Es ist ein gewagtes, schwieriges Unterfangen, kulturelle und historische Zusammenhänge und Rezeptionsgeschichten anhand von Handschriften zu erzählen. Dies ist hier gelungen. Wandtafeln mit zusätzlichen Abbildungen erläutern die Exponate, ordnen sie in ihren zeitlichen Kontext ein und geben Auskunft über Hintergründe. Weiterführende Informationen bietet der ausgezeichnete Katalog mit sachkundigen Aufsätzen.

Deutlich wird in der Exposition der intensive Wissensaustausch zwischen Okzident und Orient. Die Ausstellung widerlegt den Mythos vom allein kreativen christlichen Abendland. Das moderne Europa ist undenkbar ohne die heidnischen, antiken Ursprünge wie die Leistungen jüdischer und islamischer Gelehrter. Voraussetzungen für den fruchtbaren Dialog zwischen Juden, Christen und Muslimen dereinst waren Toleranz, Offenheit und Respekt.

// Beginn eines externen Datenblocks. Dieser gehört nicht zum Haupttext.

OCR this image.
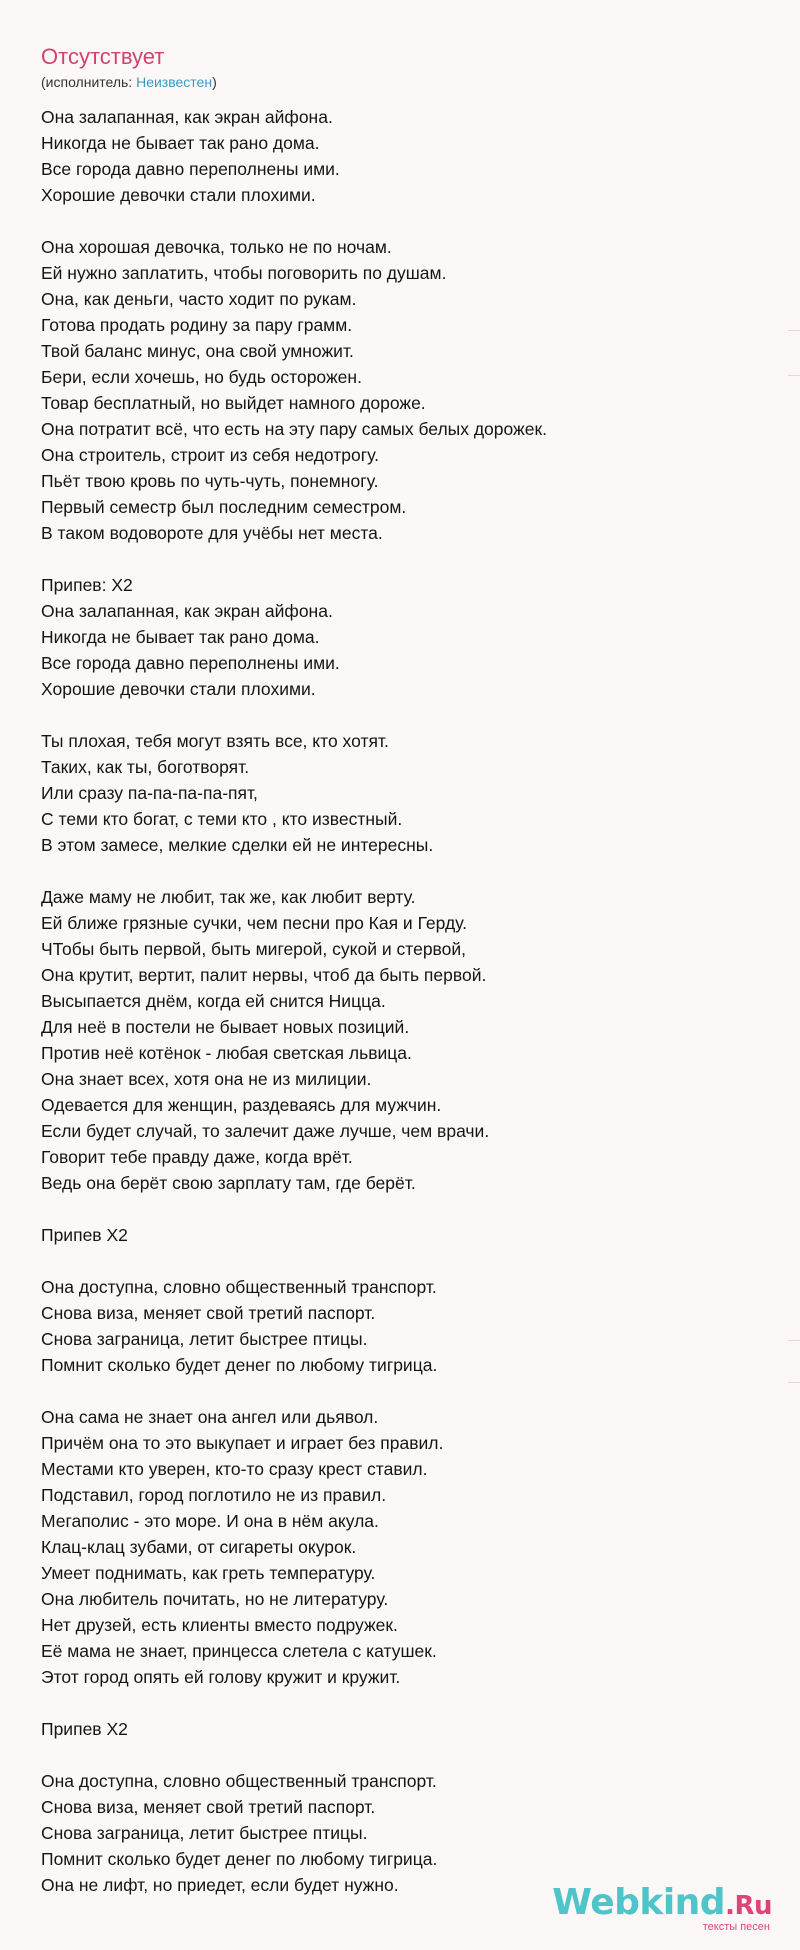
Отсутствует
(исполнитель: Неизвестен)
Она залапанная, как экран айфона.
Никогда не бывает так рано дома.
Все города давно переполнены ими.
Хорошие девочки стали плохими.
Она хорошая девочка, только не по ночам.
Ей нужно заплатить, чтобы поговорить по душам.
Она, как деньги, часто ходит по рукам.
Готова продать родину за пару грамм.
Твой баланс минус, она свой умножит.
Бери, если хочешь, но будь осторожен.
Товар бесплатный, но выйдет намного дороже.
Она потратит всё, что есть на эту пару самых белых дорожек.
Она строитель, строит из себя недотрогу.
Пьёт твою кровь по чуть-чуть, понемногу.
Первый семестр был последним семестром.
В таком водовороте для учёбы нет места.
Припев: Х2
Она залапанная, как экран айфона.
Никогда не бывает так рано дома.
Все города давно переполнены ими.
Хорошие девочки стали плохими.
Ты плохая, тебя могут взять все, кто хотят.
Таких, как ты, боготворят.
Или сразу па-па-па-па-пят,
С теми кто богат, с теми кто , кто известный.
В этом замесе, мелкие сделки ей не интересны.
Даже маму не любит, так же, как любит верту.
Ей ближе грязные сучки, чем песни про Кая и Герду.
ЧТобы быть первой, быть мигерой, сукой и стервой,
Она крутит, вертит, палит нервы, чтоб да быть первой.
Высыпается днём, когда ей снится Ницца.
Для неё в постели не бывает новых позиций.
Против неё котёнок - любая светская львица.
Она знает всех, хотя она не из милиции.
Одевается для женщин, раздеваясь для мужчин.
Если будет случай, то залечит даже лучше, чем врачи.
Говорит тебе правду даже, когда врёт.
Ведь она берёт свою зарплату там, где берёт.
Припев Х2
Она доступна, словно общественный транспорт.
Снова виза, меняет свой третий паспорт.
Снова заграница, летит быстрее птицы.
Помнит сколько будет денег по любому тигрица.
Она сама не знает она ангел или дьявол.
Причём она то это выкупает и играет без правил.
Местами кто уверен, кто-то сразу крест ставил.
Подставил, город поглотило не из правил.
Мегаполис - это море. И она в нём акула.
Клац-клац зубами, от сигареты окурок.
Умеет поднимать, как греть температуру.
Она любитель почитать, но не литературу.
Нет друзей, есть клиенты вместо подружек.
Её мама не знает, принцесса слетела с катушек.
Этот город опять ей голову кружит и кружит.
Припев Х2
Она доступна, словно общественный транспорт.
Снова виза, меняет свой третий паспорт.
Снова заграница, летит быстрее птицы.
Помнит сколько будет денег по любому тигрица.
Она не лифт, но приедет, если будет нужно.	Webkind.Ru
тексты песен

Der Ausstellung und dem Katalog sind die um 850 geprägten Worte von Al-Kindi vorangestellt, einem arabischen Philosophen, Mathematiker und Astronomen, die noch heute aktuell anmuten: »Wir sollten keine Scham empfinden, die Wahrheit anzuerkennen und sie zu verarbeiten, egal von welcher Quelle sie kommt, selbst wenn sie uns von früheren Geschlechtern und fremden Völkern gebracht wird.«

»Juden, Christen und Muslime. Im Dialog der Wissenschaften 500 - 1500«; Martin-Gropius-Bau, bis 4. März, Mi. bis Mo. 10 - 19 Uhr; Katalog im Verlag Kremayr & Scheriau, 280 S., geb., 23 €.